Karya-karyanya, yang Pram sebut sebagai anak-anak jiwanya, merupakan warisannya kepada generasi baru Indonesia supaya mereka bisa lebih mengenal dan menghayati jati diri mereka sebagai bangsa Indonesia. Dan penghayatan terhadap jati diri ini merupakan aspek yang penting bagi suatu bangsa jika hendak melangkah maju dengan percaya diri di hadapan bangsa-bangsa lain yang tentu juga selalu berusaha maju dalam kancah peradaban umat manusia di dunia.
Namun, meski Pram sangat cinta kepada tanah airnya Indonesia, dan mengejawantahkan rasa cinta itu lewat kegigihan berkarya di bidang sastra dalam kurun waktu yang cukup lama, sialnya, ia malah diperlakukan kurang ajar oleh pemerintah, terutama semasa rezim orde baru pimpinan Jenderal Suharto yang korup dan otoriter. Ia menjadi tahanan politik (tanpa melalui proses pengadilan) selama empat belas tahun, dan sepuluh tahun di antaranya merupakan masa pembuangan di Pulau Buru, tempat ia diperlakukan tak manusiawi dalam kejahatan kerja paksa dan kawan-kawannya sesama tapol banyak yang tewas akibat serangan ganas penyakit malaria, atau penyakit kuning, atau kena tembak, atau tindakan aniaya lainnya dari para tentara yang bertugas mengawasi mereka sehari-hari.

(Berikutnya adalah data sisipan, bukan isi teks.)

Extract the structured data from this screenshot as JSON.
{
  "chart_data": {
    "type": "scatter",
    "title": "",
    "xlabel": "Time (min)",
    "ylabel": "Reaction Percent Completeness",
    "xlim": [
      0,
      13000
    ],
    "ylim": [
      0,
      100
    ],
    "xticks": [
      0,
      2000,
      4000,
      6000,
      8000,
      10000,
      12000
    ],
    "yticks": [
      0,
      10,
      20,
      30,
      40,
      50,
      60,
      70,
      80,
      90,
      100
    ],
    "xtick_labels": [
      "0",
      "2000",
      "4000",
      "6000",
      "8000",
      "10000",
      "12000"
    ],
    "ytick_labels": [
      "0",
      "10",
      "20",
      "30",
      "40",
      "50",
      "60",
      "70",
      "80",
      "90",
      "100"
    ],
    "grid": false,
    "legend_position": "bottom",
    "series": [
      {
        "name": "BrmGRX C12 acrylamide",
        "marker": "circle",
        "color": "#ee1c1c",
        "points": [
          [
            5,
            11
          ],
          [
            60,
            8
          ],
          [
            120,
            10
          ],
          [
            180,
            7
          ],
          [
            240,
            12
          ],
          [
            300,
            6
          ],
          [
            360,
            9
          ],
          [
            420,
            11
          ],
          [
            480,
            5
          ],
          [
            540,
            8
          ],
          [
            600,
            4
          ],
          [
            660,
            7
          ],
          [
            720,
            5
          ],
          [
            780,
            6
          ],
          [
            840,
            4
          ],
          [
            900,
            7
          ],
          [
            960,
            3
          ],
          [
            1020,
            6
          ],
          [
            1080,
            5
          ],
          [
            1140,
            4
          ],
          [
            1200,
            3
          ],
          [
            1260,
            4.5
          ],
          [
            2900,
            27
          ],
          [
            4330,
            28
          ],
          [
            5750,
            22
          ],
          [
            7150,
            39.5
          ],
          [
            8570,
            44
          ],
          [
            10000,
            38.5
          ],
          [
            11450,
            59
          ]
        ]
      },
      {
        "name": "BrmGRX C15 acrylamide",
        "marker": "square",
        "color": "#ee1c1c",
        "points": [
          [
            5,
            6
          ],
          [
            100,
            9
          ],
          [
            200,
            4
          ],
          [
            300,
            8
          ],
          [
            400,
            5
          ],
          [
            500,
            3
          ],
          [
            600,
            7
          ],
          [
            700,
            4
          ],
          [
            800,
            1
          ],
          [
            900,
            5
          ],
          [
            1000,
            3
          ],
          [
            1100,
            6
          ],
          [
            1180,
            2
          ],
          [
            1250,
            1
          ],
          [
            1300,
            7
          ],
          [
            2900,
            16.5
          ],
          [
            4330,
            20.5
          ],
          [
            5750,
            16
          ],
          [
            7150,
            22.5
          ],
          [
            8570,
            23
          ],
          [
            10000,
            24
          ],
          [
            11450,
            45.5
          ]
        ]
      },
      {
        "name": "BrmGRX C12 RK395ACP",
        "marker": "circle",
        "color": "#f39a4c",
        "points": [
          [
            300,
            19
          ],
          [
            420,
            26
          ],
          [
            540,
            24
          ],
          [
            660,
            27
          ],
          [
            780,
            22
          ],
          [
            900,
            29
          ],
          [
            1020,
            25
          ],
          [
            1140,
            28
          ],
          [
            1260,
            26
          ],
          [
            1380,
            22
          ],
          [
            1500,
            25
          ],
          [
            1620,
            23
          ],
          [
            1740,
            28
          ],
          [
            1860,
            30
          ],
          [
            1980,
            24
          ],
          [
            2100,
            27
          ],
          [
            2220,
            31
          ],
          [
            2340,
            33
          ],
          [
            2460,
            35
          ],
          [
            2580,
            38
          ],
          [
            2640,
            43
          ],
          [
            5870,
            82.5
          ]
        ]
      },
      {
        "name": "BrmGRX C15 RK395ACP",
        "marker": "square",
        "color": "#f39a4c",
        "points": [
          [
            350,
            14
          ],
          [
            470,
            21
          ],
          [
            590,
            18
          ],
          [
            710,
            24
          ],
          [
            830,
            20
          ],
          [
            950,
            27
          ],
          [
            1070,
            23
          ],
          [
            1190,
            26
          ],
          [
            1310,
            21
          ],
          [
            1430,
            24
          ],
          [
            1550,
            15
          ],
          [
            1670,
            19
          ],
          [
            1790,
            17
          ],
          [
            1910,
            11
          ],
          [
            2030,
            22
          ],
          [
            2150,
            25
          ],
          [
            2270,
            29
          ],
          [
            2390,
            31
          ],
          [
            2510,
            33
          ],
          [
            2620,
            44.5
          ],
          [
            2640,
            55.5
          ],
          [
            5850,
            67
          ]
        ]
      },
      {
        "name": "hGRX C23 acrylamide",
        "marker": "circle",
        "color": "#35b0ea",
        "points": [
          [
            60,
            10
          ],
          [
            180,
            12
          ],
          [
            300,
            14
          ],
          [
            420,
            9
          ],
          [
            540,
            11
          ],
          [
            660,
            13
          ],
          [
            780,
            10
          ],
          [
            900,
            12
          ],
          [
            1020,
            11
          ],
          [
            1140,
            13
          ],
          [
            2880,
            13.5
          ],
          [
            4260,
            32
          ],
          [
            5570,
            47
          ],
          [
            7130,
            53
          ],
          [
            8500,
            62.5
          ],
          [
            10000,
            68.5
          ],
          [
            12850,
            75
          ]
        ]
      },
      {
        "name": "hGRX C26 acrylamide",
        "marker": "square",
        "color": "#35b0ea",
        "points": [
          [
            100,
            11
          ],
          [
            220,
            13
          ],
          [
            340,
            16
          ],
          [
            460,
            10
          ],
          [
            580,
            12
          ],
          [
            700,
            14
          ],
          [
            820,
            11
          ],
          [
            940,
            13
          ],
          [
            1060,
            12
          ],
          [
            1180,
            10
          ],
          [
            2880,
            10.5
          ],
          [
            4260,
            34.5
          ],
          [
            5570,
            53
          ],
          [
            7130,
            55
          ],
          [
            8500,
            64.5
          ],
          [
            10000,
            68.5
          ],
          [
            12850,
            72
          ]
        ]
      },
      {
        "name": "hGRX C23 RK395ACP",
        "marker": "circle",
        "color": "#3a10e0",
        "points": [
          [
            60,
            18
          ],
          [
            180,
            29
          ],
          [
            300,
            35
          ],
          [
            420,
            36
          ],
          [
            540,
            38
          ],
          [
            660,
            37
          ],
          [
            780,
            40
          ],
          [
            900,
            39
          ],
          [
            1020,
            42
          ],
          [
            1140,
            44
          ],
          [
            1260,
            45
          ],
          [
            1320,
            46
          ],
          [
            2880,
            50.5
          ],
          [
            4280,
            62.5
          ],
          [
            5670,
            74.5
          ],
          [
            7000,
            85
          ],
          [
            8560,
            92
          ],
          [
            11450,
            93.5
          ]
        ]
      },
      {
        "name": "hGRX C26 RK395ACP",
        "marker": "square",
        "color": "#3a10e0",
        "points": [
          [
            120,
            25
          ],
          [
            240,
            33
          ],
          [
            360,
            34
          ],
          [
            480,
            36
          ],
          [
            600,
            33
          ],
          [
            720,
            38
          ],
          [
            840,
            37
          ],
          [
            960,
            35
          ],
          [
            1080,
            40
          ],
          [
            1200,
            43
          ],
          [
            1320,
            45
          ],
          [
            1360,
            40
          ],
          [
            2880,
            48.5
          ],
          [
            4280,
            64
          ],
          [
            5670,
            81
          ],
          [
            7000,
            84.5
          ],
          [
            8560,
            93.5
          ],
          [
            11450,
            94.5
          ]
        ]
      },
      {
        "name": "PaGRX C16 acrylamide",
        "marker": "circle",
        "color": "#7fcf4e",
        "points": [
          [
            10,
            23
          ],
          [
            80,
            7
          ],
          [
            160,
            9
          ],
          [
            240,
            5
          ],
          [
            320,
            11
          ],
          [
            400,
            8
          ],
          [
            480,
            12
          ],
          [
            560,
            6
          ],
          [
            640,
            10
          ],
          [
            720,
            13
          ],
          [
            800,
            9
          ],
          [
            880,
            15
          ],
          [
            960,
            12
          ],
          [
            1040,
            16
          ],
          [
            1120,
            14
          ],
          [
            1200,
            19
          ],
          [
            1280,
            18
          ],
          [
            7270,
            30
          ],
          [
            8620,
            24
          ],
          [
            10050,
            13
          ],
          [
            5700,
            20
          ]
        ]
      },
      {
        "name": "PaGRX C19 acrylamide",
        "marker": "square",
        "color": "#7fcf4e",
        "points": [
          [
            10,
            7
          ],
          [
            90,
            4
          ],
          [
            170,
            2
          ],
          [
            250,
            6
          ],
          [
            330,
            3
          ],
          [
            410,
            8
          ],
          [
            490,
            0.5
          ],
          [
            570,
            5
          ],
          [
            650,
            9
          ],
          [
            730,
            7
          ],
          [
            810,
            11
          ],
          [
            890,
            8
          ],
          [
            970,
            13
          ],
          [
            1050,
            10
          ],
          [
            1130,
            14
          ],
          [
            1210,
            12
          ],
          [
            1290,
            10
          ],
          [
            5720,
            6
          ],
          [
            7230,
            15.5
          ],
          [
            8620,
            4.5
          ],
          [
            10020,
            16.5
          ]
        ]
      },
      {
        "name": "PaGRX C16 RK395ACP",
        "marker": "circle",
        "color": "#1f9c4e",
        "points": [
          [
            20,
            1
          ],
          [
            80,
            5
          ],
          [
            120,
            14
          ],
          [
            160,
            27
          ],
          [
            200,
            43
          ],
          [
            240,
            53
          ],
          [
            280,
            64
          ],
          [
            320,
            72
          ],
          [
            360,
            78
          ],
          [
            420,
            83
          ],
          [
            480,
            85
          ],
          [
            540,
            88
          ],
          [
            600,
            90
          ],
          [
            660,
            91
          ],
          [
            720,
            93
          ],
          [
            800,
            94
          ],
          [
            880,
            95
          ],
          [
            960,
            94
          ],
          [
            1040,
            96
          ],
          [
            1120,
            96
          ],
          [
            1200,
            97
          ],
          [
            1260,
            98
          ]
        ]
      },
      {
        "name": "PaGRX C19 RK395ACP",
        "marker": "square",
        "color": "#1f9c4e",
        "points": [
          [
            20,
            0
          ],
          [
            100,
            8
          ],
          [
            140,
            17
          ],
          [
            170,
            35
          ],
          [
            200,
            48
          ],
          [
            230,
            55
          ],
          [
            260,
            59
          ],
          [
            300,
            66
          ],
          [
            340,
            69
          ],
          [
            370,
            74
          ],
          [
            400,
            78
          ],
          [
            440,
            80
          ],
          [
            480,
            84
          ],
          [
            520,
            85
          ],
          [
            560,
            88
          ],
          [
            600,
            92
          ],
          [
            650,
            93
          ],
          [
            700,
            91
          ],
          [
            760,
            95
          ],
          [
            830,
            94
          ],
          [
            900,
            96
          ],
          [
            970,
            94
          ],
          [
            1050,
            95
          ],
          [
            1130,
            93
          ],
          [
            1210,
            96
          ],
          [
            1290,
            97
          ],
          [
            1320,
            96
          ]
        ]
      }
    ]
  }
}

Tak hanya itu, sejumlah karyanya juga dilarang terbit di Indonesia, dan delapan naskah buah pikiran Pram yang belum sempat terbit dihancurkan pihak militer tanpa perasaan, dua di antaranya lanjutan novel Gadis Pantai yang merupakan salah satu mahakaryanya yang juga sempat dicekal, tapi mendunia. Semua penderitaan tersebut bersumber dari sentimen bahwa Pram adalah seorang komunis, dan komunisme merupakan musuh besar negara sejak terjadinya Gestapu pada 1965 yang konon didalangi oleh PKI.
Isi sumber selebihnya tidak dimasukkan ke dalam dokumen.